The first samples of bird spiderflower to arrive in Europe came from explorations of the area called the Levant and were successfully cultivated by James Sherard in 1732.

Joseph Pitton de Tournefort named the Claude Aubriet illustration of C. ornithopodioides Sinapistrum Orientale in the 1700 Institutiones rei herbariæ. Being named before the 1753 Species plantarum disqualifies the name from being considered to be a synonym.

When Carl Linnaeus first published this species with its current name in his 1753 Species plantarum he referenced descriptions of Sinapistrum Ornithopodiisiliquis found in Johann Christian Buxbaum's herbarium Plantarum minus cognitarum centuria, that was published posthumously by Johann Georg Gmelin in 1728, Johann Jacob Dillenius's 1732 Hortus Ethamensis. a collection whose list was published in 1907 by George Claridge Druce and also the description he wrote of Cleome ornithopodioides in his own Hortus Cliffortianus from 1737 and of Sinapestrum orientale triphyllum from his 1748 Hortus Upsaliensis.

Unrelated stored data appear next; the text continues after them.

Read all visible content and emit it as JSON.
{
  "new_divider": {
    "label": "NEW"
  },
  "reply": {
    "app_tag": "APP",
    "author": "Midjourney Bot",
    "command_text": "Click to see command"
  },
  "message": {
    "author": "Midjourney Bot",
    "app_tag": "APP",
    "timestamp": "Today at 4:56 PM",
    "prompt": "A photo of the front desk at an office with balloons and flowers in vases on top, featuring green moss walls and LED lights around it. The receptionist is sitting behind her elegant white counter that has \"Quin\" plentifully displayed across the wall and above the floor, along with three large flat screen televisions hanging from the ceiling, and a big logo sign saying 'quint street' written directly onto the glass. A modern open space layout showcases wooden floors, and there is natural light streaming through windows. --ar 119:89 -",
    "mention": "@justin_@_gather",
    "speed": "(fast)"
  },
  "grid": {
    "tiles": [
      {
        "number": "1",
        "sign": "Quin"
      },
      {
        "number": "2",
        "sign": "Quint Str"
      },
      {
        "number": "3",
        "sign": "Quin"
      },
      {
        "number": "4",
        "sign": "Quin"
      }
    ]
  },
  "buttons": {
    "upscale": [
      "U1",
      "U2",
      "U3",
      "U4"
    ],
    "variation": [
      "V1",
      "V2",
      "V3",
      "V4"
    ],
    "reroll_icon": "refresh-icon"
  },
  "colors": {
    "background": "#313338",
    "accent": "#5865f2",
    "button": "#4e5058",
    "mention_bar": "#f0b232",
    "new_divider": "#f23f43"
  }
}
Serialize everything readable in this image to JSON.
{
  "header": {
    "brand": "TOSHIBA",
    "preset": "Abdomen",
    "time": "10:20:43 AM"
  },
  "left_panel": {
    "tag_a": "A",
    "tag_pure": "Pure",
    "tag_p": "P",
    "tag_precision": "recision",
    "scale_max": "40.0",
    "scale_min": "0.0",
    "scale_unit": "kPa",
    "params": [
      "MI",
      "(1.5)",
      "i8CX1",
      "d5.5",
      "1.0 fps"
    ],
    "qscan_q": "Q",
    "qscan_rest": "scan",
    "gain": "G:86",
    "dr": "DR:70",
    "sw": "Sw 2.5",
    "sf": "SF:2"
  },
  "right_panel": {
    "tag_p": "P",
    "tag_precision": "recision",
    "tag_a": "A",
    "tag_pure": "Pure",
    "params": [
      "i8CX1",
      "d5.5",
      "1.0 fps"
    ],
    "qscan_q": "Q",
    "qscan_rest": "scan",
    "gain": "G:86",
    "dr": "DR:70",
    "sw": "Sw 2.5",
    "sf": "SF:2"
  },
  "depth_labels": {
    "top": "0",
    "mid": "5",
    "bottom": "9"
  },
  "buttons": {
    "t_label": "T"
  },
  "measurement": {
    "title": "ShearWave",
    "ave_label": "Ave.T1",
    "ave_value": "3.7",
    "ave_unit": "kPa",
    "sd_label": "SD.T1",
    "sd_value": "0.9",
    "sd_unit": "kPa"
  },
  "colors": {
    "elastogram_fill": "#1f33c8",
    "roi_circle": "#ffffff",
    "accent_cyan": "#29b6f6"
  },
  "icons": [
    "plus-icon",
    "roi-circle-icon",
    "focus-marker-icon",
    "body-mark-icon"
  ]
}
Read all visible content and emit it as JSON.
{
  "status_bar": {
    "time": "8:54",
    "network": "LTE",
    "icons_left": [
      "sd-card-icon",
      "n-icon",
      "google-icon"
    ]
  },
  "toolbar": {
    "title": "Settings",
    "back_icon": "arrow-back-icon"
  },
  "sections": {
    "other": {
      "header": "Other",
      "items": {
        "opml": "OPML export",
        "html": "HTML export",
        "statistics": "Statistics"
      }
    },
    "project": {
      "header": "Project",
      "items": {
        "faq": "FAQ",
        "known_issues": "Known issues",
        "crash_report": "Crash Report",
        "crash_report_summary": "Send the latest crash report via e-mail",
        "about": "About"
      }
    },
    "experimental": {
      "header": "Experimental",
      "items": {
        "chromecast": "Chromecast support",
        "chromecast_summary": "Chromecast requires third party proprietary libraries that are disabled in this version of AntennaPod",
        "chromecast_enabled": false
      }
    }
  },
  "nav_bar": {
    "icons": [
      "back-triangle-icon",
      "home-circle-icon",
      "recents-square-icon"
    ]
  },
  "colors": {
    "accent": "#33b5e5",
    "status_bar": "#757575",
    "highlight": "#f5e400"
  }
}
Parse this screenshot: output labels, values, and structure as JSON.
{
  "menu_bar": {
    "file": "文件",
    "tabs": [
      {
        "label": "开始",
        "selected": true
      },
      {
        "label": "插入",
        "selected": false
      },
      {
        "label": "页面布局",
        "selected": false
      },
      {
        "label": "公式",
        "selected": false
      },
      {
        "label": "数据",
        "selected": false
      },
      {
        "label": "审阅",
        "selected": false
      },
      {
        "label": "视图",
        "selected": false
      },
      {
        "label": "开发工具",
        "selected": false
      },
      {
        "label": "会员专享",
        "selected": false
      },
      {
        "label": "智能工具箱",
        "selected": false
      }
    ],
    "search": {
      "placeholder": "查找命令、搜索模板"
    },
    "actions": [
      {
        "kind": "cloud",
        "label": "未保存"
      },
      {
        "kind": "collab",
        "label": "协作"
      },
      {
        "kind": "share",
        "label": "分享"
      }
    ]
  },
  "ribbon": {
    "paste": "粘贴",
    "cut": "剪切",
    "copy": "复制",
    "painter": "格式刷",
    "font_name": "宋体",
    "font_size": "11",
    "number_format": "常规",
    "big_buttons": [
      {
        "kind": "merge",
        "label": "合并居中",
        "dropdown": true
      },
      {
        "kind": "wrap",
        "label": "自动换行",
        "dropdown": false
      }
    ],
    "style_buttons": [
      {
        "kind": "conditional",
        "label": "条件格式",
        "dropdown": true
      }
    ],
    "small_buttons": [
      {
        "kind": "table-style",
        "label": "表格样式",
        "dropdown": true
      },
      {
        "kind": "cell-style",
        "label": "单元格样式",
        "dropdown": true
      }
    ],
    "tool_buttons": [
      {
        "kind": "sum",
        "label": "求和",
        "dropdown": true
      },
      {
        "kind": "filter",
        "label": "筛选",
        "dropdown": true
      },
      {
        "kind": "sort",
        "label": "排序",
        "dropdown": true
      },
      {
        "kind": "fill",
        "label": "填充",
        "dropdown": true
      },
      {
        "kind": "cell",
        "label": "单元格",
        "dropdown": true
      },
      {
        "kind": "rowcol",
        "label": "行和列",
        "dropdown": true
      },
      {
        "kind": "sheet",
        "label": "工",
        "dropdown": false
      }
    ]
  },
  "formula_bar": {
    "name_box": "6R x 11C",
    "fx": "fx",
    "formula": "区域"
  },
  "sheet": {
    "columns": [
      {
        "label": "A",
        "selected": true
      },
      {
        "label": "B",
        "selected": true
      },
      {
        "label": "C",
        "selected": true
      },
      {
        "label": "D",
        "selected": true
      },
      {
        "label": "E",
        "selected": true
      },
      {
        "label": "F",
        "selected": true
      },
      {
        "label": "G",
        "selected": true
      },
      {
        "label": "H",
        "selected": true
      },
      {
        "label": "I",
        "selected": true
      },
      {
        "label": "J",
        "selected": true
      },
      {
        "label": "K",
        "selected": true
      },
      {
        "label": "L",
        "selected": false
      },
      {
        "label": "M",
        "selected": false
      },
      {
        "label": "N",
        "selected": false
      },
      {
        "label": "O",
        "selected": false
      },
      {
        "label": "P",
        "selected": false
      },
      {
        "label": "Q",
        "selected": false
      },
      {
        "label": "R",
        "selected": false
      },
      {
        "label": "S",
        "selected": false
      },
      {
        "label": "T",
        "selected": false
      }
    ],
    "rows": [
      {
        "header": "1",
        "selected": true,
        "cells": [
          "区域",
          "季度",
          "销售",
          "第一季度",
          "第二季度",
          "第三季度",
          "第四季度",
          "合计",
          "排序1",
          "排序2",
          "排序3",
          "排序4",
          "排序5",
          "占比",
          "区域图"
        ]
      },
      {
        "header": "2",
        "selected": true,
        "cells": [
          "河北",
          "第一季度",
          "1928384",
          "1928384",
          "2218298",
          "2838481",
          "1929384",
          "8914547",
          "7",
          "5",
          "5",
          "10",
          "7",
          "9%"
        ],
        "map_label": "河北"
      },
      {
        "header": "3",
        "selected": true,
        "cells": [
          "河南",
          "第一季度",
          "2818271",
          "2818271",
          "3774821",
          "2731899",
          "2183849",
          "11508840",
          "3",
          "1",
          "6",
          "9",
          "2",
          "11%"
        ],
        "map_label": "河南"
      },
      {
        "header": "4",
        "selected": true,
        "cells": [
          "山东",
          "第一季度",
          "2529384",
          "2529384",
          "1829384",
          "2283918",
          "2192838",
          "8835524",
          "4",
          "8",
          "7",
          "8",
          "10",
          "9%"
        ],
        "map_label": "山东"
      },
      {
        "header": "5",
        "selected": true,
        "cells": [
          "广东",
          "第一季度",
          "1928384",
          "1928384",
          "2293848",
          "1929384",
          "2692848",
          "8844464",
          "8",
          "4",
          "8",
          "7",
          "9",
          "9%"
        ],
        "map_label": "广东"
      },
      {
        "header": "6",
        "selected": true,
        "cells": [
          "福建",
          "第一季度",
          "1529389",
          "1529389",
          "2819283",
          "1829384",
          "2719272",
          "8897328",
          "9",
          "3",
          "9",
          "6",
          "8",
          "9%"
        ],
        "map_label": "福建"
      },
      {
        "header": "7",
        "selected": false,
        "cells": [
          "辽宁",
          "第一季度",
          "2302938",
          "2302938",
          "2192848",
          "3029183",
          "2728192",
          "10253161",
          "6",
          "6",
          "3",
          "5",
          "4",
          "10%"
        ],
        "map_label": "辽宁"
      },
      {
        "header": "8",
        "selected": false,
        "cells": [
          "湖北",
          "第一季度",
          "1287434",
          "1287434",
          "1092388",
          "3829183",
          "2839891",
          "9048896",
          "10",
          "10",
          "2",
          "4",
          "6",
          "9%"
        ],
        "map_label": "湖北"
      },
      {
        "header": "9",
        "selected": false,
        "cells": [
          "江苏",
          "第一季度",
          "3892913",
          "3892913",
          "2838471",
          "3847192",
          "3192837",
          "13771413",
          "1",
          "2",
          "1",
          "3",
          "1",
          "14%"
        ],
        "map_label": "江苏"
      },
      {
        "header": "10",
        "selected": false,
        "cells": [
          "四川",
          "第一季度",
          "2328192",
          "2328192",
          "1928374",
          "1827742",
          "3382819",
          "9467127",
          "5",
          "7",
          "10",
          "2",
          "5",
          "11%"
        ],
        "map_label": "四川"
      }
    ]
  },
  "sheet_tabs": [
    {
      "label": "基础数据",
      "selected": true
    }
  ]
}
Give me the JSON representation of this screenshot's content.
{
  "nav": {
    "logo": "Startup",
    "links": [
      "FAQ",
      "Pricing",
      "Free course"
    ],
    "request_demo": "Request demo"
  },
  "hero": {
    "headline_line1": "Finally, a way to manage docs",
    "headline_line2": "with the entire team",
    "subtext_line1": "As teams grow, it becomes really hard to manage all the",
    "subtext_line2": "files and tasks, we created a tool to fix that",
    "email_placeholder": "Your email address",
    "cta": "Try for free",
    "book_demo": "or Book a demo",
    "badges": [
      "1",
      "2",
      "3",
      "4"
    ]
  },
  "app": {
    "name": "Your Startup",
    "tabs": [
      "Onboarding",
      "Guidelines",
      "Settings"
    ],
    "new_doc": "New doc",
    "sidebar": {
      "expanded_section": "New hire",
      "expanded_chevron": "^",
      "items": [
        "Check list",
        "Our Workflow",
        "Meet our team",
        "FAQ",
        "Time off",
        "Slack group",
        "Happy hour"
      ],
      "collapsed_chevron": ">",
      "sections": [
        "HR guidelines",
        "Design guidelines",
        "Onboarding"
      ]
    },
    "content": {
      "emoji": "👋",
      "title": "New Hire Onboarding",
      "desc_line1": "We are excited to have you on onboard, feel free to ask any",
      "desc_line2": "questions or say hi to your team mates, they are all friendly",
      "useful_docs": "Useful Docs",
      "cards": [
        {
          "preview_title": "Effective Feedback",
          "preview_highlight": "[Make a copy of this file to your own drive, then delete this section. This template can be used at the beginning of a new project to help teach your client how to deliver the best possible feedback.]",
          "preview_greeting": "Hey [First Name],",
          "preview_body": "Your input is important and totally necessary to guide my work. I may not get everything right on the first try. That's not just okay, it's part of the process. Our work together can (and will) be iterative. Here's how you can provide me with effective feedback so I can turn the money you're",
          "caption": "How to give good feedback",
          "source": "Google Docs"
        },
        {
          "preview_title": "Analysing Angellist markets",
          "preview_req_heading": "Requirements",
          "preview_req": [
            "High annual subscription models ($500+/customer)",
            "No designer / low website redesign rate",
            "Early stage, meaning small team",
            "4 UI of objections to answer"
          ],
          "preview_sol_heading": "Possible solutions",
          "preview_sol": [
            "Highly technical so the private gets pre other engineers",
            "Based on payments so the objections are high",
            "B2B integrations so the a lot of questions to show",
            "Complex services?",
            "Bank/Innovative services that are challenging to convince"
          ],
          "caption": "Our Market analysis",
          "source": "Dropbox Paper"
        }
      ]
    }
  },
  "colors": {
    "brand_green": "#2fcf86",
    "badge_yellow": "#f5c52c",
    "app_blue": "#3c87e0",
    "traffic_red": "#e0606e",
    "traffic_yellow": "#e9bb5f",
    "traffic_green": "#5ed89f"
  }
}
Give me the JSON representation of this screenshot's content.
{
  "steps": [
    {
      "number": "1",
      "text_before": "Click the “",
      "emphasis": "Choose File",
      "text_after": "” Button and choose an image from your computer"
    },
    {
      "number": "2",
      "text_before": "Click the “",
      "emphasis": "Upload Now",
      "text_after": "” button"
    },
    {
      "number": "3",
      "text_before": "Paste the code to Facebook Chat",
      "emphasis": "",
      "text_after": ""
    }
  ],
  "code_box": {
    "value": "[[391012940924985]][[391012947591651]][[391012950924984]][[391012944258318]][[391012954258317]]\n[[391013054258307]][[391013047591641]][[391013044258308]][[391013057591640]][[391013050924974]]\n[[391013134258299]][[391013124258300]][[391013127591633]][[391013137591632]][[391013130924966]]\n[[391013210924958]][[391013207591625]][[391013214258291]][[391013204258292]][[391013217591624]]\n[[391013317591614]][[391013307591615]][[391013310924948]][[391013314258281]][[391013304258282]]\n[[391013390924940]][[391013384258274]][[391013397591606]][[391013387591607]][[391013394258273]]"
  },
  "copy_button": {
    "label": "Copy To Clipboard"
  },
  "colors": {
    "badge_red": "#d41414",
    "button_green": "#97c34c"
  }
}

In 1754 when Philip Miller described the genus Sinapistrum in The Gardeners Dictionary, he described the species with English words "Three-leav'd Eastern Sinapistrum, with Birds-foot-pods" and called it by the Latin name Sinapistrum Oriental triphyllum as it had been assigned by Tournefort who had described it before him.

==Ecology==
Native to the area of the eastern Mediterranean, C. ornithopodioides was described in 1865 as living in the wild along with Trifolium stellatum in a fertile valley at the foot of Mount Serbal.

==Cultivation==
Philip Miller wrote of the ease of cultivation of C. ornithopodioides in his 1754 The Gardeners Dictionary: "...will thrive in open Air; so the Seeds of this may be sown on a Bed of light Earth in April (late Spring), where the Plants are to remain; and will require no other Culture, but to keep them clear from Weeds: in June (early Summer) they will flower, and the Seeds will ripen in August (late Summer); and the Plants will soon after perish."